2026-03-27T21:02:47.962Z In(182) vmkernel: cpu19:2097635)VSCSI: 3772: handle 9356242661154838(GID:8214)(vscsi0:1):processing reset for handle ... state 1381192706
2026-03-27T21:02:47.962Z In(182) vmkernel: cpu19:2097635)VSCSI: 3772: handle 9356341441208332(GID:8204)(vscsi0:0):processing reset for handle ... state 1381192706
2026-03-27T21:02:47.962Z In(182) vmkernel: cpu19:2097635)VSCSI: 3879: handle 9356341441208332(GID:8204)(vscsi0:0):Reset [Retries: 1/0] from (vmm0:vmname)

- Host Heartbeat (HBX) timeouts on seemingly unrelated datastores:
  HBX: 3089: 'DATASTORE_NAME': HB at offset ... - Waiting for timed out HB
- Mailbox timeout (0x20004a01) due to buffer exhaustion (0x218)

2026-03-27T20:59:03.586Z Wa(180) vmkwarning: cpu50:2097919)WARNING: lpfc : vmhba2 lpfc_sli4_eratt_read:8275: 2885 Port Status Event: port status reg 0x81800000, port smphr reg 0xc000, error 1=0x20004a01, error 2=0x218

Environment

VMware vSphere ESXi 8.x
VMware vSphere ESX 9.x

Cause

This issue is caused by a Fibre Channel "Port Flapping" resulting from a degraded SFP transceiver on the fabric switch.

Unlike a "Hard Failure" (where the link goes down), a degraded SFP may maintain physical synchronization (laser-active) while intermittently corrupting or dropping Fibre Channel frames.

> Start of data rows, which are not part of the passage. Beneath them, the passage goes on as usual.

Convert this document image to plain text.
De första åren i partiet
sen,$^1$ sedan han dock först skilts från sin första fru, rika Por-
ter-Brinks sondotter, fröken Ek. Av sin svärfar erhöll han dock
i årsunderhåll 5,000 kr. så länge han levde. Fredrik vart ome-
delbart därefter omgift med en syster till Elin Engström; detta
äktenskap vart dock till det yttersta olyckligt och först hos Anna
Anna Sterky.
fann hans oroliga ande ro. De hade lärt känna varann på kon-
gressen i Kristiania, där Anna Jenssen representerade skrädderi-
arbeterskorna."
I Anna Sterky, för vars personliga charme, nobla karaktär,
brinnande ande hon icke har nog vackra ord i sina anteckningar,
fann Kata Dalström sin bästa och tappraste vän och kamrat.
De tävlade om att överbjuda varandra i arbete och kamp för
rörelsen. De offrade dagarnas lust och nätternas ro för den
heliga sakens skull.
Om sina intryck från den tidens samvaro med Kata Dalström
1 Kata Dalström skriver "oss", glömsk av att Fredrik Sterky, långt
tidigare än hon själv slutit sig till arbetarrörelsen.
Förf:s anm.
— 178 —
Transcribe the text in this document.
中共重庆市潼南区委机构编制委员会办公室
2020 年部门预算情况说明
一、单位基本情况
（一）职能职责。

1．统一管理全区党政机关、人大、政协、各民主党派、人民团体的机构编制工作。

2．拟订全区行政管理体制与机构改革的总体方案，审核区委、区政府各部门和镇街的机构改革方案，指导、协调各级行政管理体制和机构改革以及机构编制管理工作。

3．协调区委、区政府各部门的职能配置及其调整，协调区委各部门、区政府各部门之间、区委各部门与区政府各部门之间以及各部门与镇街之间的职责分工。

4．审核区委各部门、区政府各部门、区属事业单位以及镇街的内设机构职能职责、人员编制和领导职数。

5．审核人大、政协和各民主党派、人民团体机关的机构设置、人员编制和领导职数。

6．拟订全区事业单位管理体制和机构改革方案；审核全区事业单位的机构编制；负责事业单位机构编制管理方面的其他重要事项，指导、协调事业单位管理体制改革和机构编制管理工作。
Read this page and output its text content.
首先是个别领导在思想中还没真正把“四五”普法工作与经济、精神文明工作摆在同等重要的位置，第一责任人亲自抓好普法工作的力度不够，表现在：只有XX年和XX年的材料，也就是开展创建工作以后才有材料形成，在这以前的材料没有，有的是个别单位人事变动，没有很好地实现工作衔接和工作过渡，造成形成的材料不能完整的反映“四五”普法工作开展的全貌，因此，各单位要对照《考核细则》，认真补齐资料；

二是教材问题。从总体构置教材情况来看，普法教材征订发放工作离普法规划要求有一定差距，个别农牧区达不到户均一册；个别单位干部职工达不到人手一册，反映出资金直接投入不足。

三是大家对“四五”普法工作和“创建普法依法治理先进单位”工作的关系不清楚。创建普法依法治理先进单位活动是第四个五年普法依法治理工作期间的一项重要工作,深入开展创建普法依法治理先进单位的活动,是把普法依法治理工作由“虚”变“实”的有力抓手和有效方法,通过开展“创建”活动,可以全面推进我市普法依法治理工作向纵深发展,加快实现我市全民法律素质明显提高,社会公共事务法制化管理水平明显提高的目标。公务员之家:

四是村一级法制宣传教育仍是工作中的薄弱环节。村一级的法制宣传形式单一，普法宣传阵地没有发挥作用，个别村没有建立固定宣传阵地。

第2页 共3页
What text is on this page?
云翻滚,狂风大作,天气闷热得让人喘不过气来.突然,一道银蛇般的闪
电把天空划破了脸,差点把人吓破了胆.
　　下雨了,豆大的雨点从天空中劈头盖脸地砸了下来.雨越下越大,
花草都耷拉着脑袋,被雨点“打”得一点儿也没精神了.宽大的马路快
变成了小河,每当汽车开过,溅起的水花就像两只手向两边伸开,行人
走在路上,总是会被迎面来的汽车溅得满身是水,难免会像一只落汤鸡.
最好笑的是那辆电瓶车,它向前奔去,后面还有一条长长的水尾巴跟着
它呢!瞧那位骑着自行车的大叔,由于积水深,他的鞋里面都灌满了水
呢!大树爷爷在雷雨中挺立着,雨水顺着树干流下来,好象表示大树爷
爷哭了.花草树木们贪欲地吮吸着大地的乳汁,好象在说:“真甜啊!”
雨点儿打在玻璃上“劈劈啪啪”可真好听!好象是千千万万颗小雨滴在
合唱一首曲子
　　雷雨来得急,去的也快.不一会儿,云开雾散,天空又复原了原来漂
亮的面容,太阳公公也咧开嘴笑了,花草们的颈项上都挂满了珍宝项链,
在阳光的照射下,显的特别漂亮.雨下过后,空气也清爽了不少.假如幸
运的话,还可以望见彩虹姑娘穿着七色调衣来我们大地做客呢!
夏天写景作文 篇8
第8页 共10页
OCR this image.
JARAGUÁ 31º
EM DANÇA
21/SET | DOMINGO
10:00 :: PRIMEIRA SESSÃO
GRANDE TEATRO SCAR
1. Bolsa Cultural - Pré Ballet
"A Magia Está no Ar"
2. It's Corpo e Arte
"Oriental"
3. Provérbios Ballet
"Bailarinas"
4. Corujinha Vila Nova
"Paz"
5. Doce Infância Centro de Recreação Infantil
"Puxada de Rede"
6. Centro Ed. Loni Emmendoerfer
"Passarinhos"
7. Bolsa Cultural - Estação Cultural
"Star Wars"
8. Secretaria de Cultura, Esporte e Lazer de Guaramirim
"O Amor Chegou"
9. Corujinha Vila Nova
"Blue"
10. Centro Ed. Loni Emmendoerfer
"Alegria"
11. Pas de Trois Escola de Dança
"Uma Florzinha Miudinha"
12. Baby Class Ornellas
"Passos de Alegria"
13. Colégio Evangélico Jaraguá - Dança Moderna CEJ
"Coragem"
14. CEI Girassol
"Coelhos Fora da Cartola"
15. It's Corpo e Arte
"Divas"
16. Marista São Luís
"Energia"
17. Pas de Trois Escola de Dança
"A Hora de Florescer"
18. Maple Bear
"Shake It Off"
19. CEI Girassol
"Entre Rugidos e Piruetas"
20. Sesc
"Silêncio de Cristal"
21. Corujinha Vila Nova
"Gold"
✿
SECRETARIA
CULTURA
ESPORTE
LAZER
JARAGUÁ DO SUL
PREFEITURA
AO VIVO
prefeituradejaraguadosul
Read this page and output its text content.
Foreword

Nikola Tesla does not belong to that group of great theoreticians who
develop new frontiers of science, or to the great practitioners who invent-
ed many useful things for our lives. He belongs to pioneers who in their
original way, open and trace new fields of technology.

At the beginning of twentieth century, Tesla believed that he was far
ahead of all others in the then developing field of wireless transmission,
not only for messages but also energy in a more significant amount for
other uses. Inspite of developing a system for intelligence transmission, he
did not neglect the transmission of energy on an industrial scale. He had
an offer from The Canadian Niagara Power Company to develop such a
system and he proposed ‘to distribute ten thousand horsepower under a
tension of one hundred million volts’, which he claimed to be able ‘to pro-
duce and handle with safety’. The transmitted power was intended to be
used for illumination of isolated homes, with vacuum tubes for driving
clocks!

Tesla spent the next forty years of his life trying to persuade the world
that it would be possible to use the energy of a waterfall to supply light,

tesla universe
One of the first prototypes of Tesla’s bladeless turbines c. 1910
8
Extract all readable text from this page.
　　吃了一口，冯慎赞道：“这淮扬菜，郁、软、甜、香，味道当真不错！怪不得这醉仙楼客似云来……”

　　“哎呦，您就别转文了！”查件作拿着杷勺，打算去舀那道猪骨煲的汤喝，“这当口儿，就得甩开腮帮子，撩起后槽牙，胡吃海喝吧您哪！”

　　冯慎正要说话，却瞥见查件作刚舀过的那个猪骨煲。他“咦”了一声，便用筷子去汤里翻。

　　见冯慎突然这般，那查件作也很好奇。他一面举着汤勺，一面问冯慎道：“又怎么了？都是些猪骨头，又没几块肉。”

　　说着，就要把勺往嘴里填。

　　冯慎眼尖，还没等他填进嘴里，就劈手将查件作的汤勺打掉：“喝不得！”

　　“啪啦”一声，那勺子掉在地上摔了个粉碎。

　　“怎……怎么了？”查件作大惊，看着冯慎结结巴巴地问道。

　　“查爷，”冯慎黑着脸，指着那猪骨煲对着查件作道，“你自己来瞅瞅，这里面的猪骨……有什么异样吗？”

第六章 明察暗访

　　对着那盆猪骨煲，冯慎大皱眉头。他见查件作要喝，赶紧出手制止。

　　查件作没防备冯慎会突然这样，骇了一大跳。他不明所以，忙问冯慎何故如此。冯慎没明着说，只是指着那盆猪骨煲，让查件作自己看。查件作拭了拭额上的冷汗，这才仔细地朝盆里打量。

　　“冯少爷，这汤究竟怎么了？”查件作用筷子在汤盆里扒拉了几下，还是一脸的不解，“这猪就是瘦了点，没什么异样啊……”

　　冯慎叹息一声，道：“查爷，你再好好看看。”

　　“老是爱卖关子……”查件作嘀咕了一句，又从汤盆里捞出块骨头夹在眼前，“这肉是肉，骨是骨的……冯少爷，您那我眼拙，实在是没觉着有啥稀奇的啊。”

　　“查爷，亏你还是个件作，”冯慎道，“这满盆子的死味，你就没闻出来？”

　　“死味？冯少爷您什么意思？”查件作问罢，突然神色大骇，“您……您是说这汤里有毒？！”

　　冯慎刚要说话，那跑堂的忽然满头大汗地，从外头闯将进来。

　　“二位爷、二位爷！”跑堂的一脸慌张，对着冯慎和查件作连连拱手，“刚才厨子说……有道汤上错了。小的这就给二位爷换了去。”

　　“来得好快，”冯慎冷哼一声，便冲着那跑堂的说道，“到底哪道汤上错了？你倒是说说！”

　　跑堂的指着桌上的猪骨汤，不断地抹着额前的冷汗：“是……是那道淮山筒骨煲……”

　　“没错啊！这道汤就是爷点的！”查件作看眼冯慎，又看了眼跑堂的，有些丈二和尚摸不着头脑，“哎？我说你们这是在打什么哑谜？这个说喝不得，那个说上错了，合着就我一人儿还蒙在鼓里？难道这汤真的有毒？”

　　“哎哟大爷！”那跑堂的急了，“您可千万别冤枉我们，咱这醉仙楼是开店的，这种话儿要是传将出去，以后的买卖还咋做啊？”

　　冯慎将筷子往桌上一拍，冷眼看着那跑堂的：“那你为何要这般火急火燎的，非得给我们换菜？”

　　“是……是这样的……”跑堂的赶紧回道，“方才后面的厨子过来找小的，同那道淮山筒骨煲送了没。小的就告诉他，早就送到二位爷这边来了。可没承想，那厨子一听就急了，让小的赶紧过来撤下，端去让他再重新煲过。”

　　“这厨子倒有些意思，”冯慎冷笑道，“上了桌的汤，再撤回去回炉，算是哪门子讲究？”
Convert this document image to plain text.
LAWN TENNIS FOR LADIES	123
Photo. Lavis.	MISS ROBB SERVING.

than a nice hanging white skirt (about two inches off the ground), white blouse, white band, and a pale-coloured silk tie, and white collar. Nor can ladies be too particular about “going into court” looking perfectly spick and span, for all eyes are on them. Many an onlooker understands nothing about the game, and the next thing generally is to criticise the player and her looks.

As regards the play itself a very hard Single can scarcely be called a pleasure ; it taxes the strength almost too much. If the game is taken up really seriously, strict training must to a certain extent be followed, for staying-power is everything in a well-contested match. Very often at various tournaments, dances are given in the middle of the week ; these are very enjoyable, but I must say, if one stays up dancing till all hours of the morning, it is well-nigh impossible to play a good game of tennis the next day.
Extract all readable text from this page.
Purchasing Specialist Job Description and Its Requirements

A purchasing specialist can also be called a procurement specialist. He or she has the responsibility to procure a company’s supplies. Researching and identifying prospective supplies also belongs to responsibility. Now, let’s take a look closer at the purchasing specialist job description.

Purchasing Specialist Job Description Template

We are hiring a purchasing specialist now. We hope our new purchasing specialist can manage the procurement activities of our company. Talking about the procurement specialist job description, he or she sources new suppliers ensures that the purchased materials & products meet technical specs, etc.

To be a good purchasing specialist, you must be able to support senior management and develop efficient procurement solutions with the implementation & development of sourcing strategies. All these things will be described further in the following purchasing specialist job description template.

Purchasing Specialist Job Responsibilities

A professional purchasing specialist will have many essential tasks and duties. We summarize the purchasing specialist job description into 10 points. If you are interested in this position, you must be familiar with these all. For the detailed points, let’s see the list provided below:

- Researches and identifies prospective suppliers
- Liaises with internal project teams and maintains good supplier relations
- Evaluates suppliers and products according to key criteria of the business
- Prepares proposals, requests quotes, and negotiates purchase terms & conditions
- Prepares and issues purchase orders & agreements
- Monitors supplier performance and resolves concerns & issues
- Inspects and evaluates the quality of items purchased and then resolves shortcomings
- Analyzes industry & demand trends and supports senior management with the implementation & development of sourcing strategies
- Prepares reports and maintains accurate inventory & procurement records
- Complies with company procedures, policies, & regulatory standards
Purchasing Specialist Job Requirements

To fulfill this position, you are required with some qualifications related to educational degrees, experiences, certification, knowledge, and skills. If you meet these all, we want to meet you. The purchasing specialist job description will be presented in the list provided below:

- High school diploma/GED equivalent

This creates a catastrophic condition for the ESXi storage stack:

NMP Inability to Failover: Because the physical link state remains "Up," the Native Multipathing Plugin (NMP) does not mark the path as "Dead."
The Abort Rule: Per T10 SCSI standards, ESXi cannot retry a timed-out I/O on a healthy path until it receives an "Abort Successful" confirmation from the array on the original path.
HBA Queue Exhaustion: Since the degraded SFP drops the "Abort Request" frames, the host's HBA hardware buffers become permanently occupied by pending aborts.
Noisy Neighbor Impact: Once the HBA's hardware queues are 100% saturated, the HBA cannot process I/O for any storage array, including healthy targets sharing the same physical HBA.

Resolution

Involving the SAN vendor for the further investigation is necessary

Zoning Hygiene: Unmask and unzone any LUNs not actively in use. ESXi periodically probes all presented LUNs (SCSI Inquiry 0x12); removing unused LUNs reduces the background "noise" that can trigger queue exhaustion during fabric instability.
Fabric Monitoring: Configure the FC switch fabric to utilize Port Guard or similar features that automatically disable ports exceeding defined CRC/Encoding error thresholds.